INRO sees progress at October talks
INRO sees progress at October talks
SINGAPORE (Reuters): The International Natural Rubber Organization (INRO) expects to make progress by the end of October on healing a rift that threatens to scupper the accord, a top INRO official said on Tuesday.
"We hope by the end of October to make some progress," Deputy Executive Director Gerard Loyen told Reuters in an interview.
A small group of producers and consumers are to meet next week to mull a paper on the pact's future and wider full council talks are set for October 22 and 23.
"We hope by then to have proposals from producers and for consumers to reach a more open position," said Loyen.
INRO, the world's last surviving producer-consumer commodity pact with the power to steer prices, runs a serious risk of foundering as a result of mounting opposition from producing countries over its failure to lift prices.
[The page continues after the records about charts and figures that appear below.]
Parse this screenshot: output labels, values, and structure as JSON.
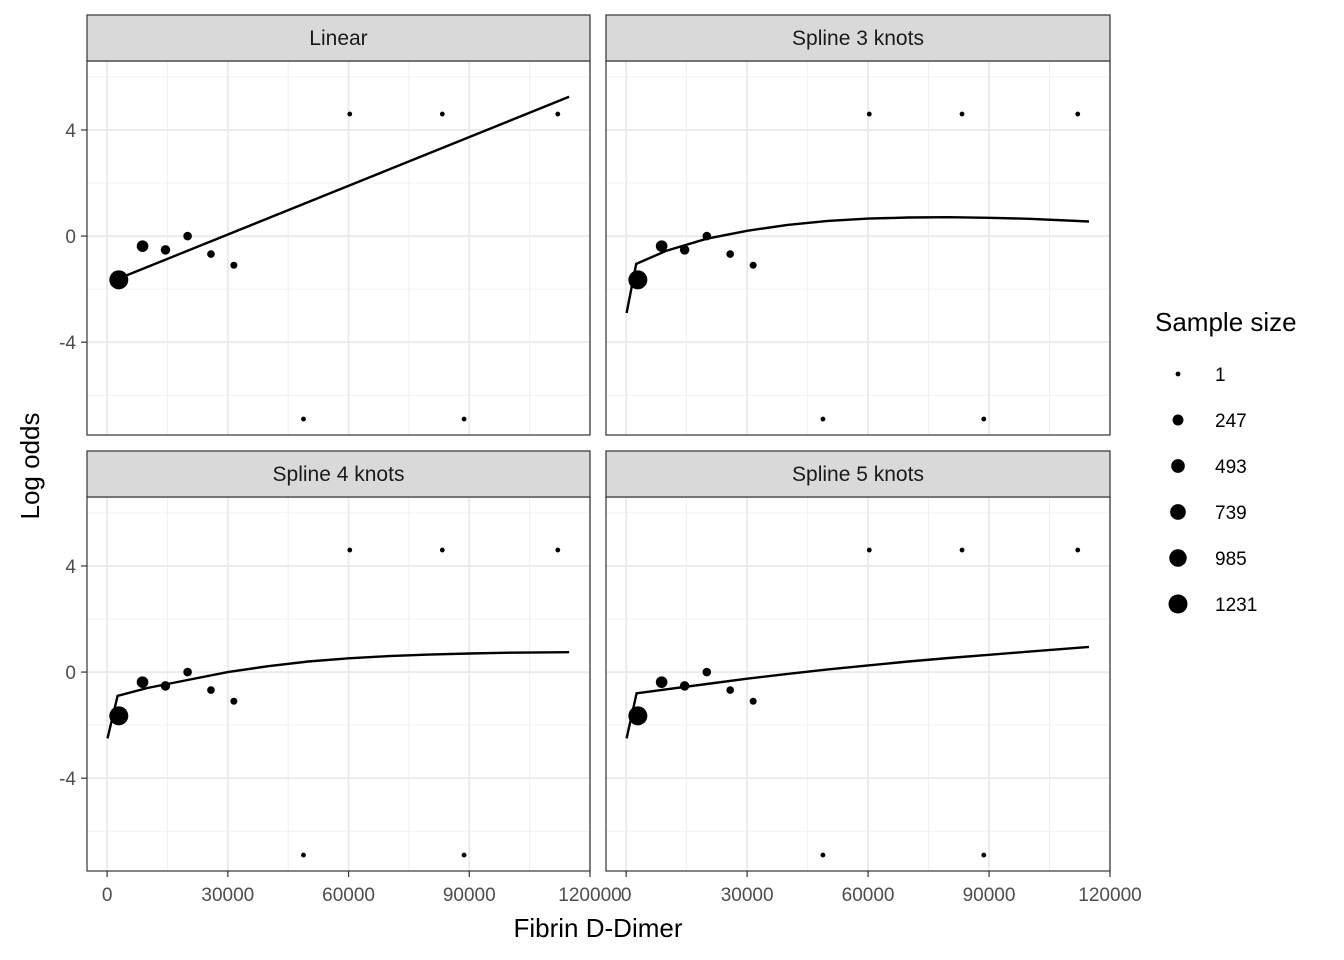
{
  "chart_data": {
    "type": "scatter",
    "xlabel": "Fibrin D-Dimer",
    "ylabel": "Log odds",
    "xlim": [
      -5000,
      120000
    ],
    "ylim": [
      -7.5,
      6.6
    ],
    "x_ticks": [
      0,
      30000,
      60000,
      90000,
      120000
    ],
    "x_tick_labels": [
      "0",
      "30000",
      "60000",
      "90000",
      "120000"
    ],
    "y_ticks": [
      4,
      0,
      -4
    ],
    "y_tick_labels": [
      "4",
      "0",
      "-4"
    ],
    "grid": true,
    "legend": {
      "title": "Sample size",
      "placement": "right",
      "entries": [
        {
          "label": "1",
          "value": 1
        },
        {
          "label": "247",
          "value": 247
        },
        {
          "label": "493",
          "value": 493
        },
        {
          "label": "739",
          "value": 739
        },
        {
          "label": "985",
          "value": 985
        },
        {
          "label": "1231",
          "value": 1231
        }
      ]
    },
    "points": [
      {
        "x": 2900,
        "y": -1.65,
        "n": 1231
      },
      {
        "x": 8800,
        "y": -0.38,
        "n": 300
      },
      {
        "x": 14500,
        "y": -0.52,
        "n": 150
      },
      {
        "x": 20000,
        "y": 0.0,
        "n": 100
      },
      {
        "x": 25800,
        "y": -0.68,
        "n": 60
      },
      {
        "x": 31500,
        "y": -1.1,
        "n": 40
      },
      {
        "x": 48800,
        "y": -6.9,
        "n": 1
      },
      {
        "x": 60300,
        "y": 4.6,
        "n": 1
      },
      {
        "x": 83300,
        "y": 4.6,
        "n": 1
      },
      {
        "x": 88700,
        "y": -6.9,
        "n": 1
      },
      {
        "x": 112000,
        "y": 4.6,
        "n": 1
      }
    ],
    "panels": [
      {
        "title": "Linear",
        "curve": {
          "x": [
            2900,
            114800
          ],
          "y": [
            -1.6,
            5.25
          ]
        }
      },
      {
        "title": "Spline 3 knots",
        "curve": {
          "x": [
            100,
            2500,
            10000,
            20000,
            30000,
            40000,
            50000,
            60000,
            70000,
            80000,
            90000,
            100000,
            114800
          ],
          "y": [
            -2.9,
            -1.05,
            -0.55,
            -0.1,
            0.2,
            0.42,
            0.57,
            0.66,
            0.7,
            0.71,
            0.69,
            0.65,
            0.55
          ]
        }
      },
      {
        "title": "Spline 4 knots",
        "curve": {
          "x": [
            100,
            2600,
            10000,
            20000,
            30000,
            40000,
            50000,
            60000,
            70000,
            80000,
            90000,
            100000,
            114800
          ],
          "y": [
            -2.5,
            -0.9,
            -0.6,
            -0.3,
            0.0,
            0.22,
            0.4,
            0.52,
            0.6,
            0.66,
            0.7,
            0.73,
            0.75
          ]
        }
      },
      {
        "title": "Spline 5 knots",
        "curve": {
          "x": [
            100,
            2600,
            10000,
            20000,
            30000,
            40000,
            50000,
            60000,
            70000,
            80000,
            90000,
            100000,
            114800
          ],
          "y": [
            -2.5,
            -0.8,
            -0.65,
            -0.45,
            -0.25,
            -0.07,
            0.1,
            0.25,
            0.4,
            0.53,
            0.65,
            0.77,
            0.95
          ]
        }
      }
    ]
  }
}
The world's third largest producer Malaysia has already vowed to pull out and the biggest producer Thailand is tipped to follow suit, but number two Indonesia has pledged to stick by the accord.
INRO intervenes in the rubber market by buying or selling when the price reaches pre-set levels and the price range is revised periodically in line with market trends.
But prices have suffered relentless pressure from tumbling consumption due to the Asian economic crisis and rising exports from Thailand and Indonesia where producers have cashed in on high local prices driven by depreciating currencies.
INRO was set up in 1980 under the United Nations Conference on Trade and Development (UNCTAD) and was one of a string of price- influencing pacts that operated during the 1980s.